Chapter 13 Ranks

Many questions take forms such as these:

• “Find the largest …”
• “Find the three largest …”
• “Find the smallest within each group …”

The functions min() and max() are reasonable candidates for carrying out such tasks, but they are limited. For instance, to find the name whose yearly count was the highest:

BabyNames %>% 
  filter(count == max(count))

The filter() function needs a criterion. The criterion count == max(count) [Click to see note.]Note the double equals sign ‘==’ used in evaluating the criterion passes through the case where the value of count matches the largest value of count. That will be the biggest case.

It’s also possible to ask for the cases that are almost as popular as the biggest, e.g. at least 90% as popular.

BabyNames %>% 
  filter(count > 0.90 * max(count))

Frequently the question will be framed in terms of the \(n\) biggest or smallest values, not as a fraction of the largest. To perform such tasks, a new transformation verb is helpful: rank(). The rank() function does something simple but powerful: it replaces each number in a set with where that number stands with respect to the others. For instance, look at the tiny data frame Set shown in Table 13.1. What’s the rank of the number 5 in the numbers variable.
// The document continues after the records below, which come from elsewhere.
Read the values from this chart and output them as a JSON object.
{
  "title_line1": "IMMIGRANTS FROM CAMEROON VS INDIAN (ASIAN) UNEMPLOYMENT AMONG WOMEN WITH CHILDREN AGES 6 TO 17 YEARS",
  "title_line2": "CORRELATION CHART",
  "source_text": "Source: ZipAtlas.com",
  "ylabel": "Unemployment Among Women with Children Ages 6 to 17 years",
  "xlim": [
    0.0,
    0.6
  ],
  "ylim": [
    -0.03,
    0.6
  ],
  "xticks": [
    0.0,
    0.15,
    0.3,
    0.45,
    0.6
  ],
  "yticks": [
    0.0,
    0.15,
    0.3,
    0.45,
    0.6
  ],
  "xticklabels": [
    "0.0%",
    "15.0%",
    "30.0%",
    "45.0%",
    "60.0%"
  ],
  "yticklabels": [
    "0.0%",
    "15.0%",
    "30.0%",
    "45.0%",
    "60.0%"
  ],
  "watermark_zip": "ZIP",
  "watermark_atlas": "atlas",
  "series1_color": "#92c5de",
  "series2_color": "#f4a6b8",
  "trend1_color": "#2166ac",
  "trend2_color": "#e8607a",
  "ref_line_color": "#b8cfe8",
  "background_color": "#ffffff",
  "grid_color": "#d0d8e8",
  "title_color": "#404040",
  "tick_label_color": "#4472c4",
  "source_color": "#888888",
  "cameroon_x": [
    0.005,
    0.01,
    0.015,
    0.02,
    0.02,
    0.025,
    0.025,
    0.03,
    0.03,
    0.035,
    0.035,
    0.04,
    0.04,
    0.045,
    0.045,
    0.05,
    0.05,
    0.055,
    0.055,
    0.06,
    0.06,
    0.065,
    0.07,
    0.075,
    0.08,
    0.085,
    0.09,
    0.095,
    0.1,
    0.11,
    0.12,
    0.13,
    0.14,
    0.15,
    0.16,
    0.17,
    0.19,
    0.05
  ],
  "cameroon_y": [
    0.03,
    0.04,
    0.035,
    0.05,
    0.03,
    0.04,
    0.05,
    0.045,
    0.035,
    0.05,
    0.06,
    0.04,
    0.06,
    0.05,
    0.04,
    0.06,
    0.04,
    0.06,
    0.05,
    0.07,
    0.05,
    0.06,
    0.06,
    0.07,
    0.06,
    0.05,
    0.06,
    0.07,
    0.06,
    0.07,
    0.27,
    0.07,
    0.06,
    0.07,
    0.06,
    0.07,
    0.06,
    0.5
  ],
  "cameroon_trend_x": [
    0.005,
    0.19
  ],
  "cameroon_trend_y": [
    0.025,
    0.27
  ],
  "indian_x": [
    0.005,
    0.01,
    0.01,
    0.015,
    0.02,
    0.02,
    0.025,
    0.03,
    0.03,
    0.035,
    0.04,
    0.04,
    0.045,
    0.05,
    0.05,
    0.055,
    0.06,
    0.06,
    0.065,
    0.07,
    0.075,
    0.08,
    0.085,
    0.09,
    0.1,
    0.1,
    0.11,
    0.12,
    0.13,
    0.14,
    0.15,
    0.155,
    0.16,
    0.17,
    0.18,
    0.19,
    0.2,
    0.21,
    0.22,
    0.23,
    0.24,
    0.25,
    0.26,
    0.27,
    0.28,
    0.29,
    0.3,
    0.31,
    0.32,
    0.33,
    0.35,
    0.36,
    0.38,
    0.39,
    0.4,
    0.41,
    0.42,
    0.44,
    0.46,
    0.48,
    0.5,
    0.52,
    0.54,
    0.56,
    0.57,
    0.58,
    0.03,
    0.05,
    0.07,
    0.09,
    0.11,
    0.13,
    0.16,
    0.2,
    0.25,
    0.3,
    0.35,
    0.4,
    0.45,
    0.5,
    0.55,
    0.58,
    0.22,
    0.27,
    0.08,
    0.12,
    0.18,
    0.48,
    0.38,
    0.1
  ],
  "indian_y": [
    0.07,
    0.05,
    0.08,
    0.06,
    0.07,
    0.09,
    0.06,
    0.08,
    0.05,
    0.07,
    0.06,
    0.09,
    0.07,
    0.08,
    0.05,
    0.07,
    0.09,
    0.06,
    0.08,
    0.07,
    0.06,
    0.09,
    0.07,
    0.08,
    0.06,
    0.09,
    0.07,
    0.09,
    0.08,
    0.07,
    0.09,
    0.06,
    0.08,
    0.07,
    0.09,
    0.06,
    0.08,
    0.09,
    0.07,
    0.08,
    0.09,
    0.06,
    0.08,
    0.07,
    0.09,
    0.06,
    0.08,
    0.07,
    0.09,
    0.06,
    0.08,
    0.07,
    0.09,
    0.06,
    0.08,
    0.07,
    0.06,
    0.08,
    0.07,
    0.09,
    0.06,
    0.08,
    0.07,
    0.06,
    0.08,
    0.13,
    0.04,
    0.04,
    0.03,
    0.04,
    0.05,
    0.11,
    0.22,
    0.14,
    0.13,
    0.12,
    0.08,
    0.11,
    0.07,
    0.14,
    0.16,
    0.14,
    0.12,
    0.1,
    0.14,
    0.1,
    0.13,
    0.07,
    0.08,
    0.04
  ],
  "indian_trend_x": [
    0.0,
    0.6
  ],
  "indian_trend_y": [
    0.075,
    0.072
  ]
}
Table 13.1: A data frame with one variable. We will refer to this as Set

The rank of the number 5 in the set is four. Why? 5 is the fourth smallest number in the set. (Three of the numbers in the set 2, 2, 4 are smaller than 5.) The smallest number in a set of \(n\) numbers will have rank 1; the largest will have rank \(n\).11 Unless there are ties. Table 13.2 shows the rank of each number in the set:

Set %>% mutate(the_rank = rank(numbers))

Table 13.2: The ranks of the values in numbers.

Note that the two 2’s have the same rank, as do the two 9’s. They’re tied.

Suppose you want to find the 3rd most popular name of all time. Use rank().

BabyNames %>% 
  group_by(name) %>%
  summarise(total = sum(count)) %>%
  filter(rank(desc(total)) == 3) 

Table 13.3: The third most popular name of all time

Or, to find the top three most popular names, replace == in the above by <=.

BabyNames %>% 
  group_by(name) %>%
  summarise(total = sum(count)) %>%
  filter( rank(desc(total)) <= 3) 

Table 13.4: The all-time top three most popular names in BabyNames.

When applied to grouped data, rank() will be calculated separately within each group. That is, the rank of a value will be with respect to the other cases in that group. For instance, here’s the third most popular name each year.

BabyNames %>% 
  group_by(year) %>% 
  filter(rank(desc(count)) == 3) 

Table 13.5: The third most popular name in each year

Sometimes, two or more numbers are tied in rank. The rank() function deals with these by assigning all the tied values the same rank, which is the mean of the ranks those values would have had if they were even slightly different. There are other rank-like transformation verbs that handle ties differently. For instance, row_number() breaks ties in favor of the first case encountered. (See Table 13.6.)

Set %>% 
  mutate(the_rank = rank(numbers), 
         ties_broken = row_number(numbers))

Table 13.6: row_number() breaks ties in rank.